According to Michael T. Snyder with Seeking Alpha, JP Morgan has contracted to provide food stamp debit cards in 26 U.S. states and the District of Columbia, making them the the largest processor of food stamp benefits in the United States.
JP Morgan is paid for each food stamp recipient, so the more Americans there are relying on the government to eat, the more JP Morgan profits. Additionally, JP Morgan also provides child support debit cards in 15 U.S. states, as well as unemployment insurance benefit debit cards in seven states.
In other words, the same Wall Street banks like JP Morgan that fleeced struggling American taxpayers out of trillions, are managing the emergency safety net funds being distributed to the broke and hungry Americans that bailed them out to begin with — Egyptian pharaohs and their toiling slaves comes to mind.
It gets worse — JP Morgan profits even more by “outsourcing” food stamp customer service calls to India.
Snyder notes the tragic irony: an American that has lost a job to Wall Street outsourcing calls up for help with food stamp benefits only to be answered by a call center employee in India who has robbed that same American of a much needed job.
Remember, JP Morgan is the very same bank that wrongly foreclosed on military families, overcharging them thousands for mortgages.

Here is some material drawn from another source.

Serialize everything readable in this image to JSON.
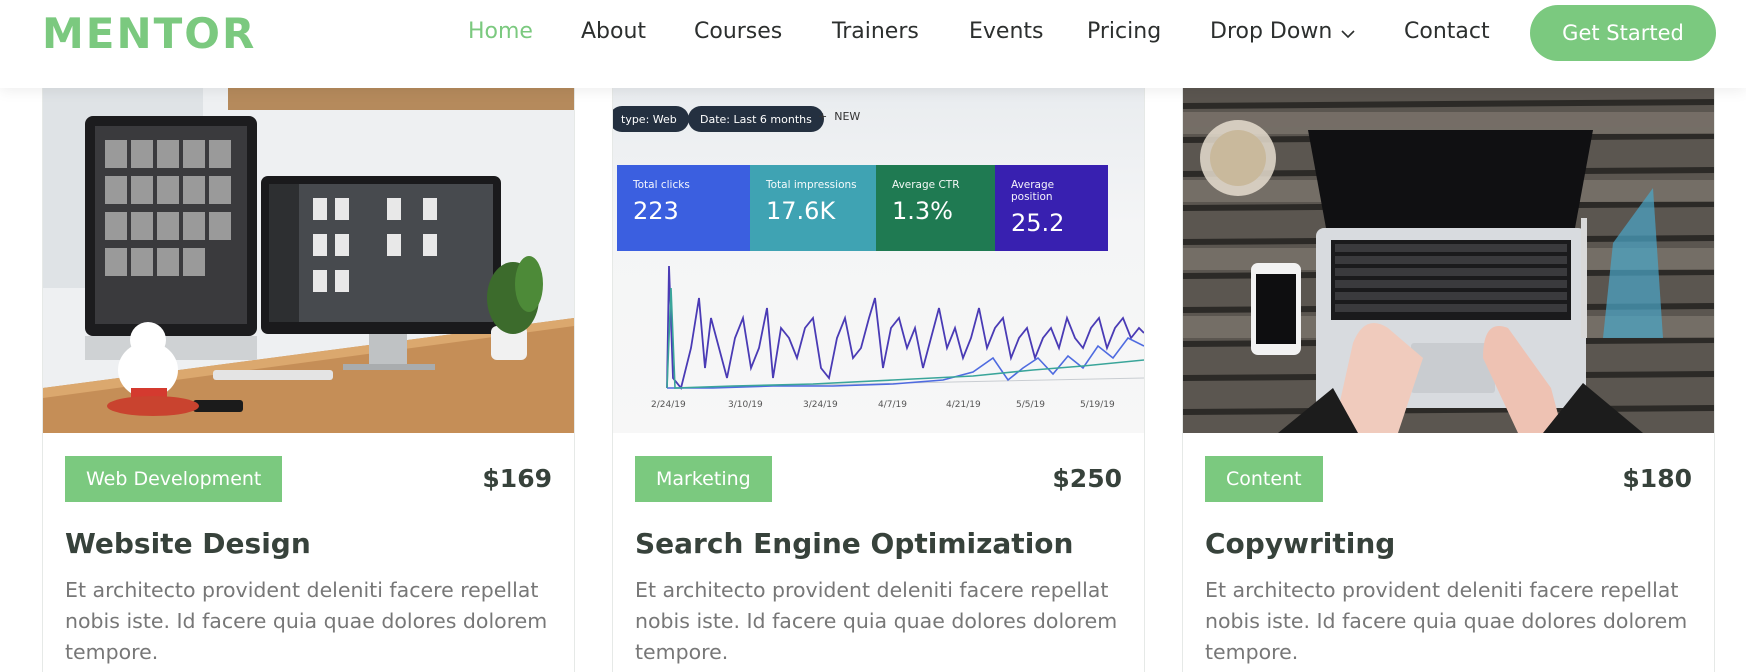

And a lawsuit was filed against JPMorgan by Madoff’s victims, alleging that JP Morgan “allowed Madoff to move billions of dollars of investors’ cash in and out of his bank accounts right up until the day of his arrest”, despite an abundance of red flags.
JP Morgan senior executives suspected Madoff’s investment returns were a sham more than 18 months before Madoff’s Ponzi scheme was exposed, but failed to report him to federal authorities.
About 43 million people, or roughly one out of every seven Americans is on food stamps. Think Progress notes that in 2010, 18 percent of the country — nearly one in five households — reported not having enough money to provide food at some point during the year.
Now as food prices are skyrocketing, and unemployment remains high, the House Agriculture Committee has called for a reduction in food stamps in a letter to House Budget Committee Chairman Paul Ryan (R-WI).
Think Progress adds that at the same time the letter’s co-authors are pointing to food stamps as an area ripe for cuts, the tens of billions in annual agriculture subsidies that the U.S. provides should be off-limits for reductions.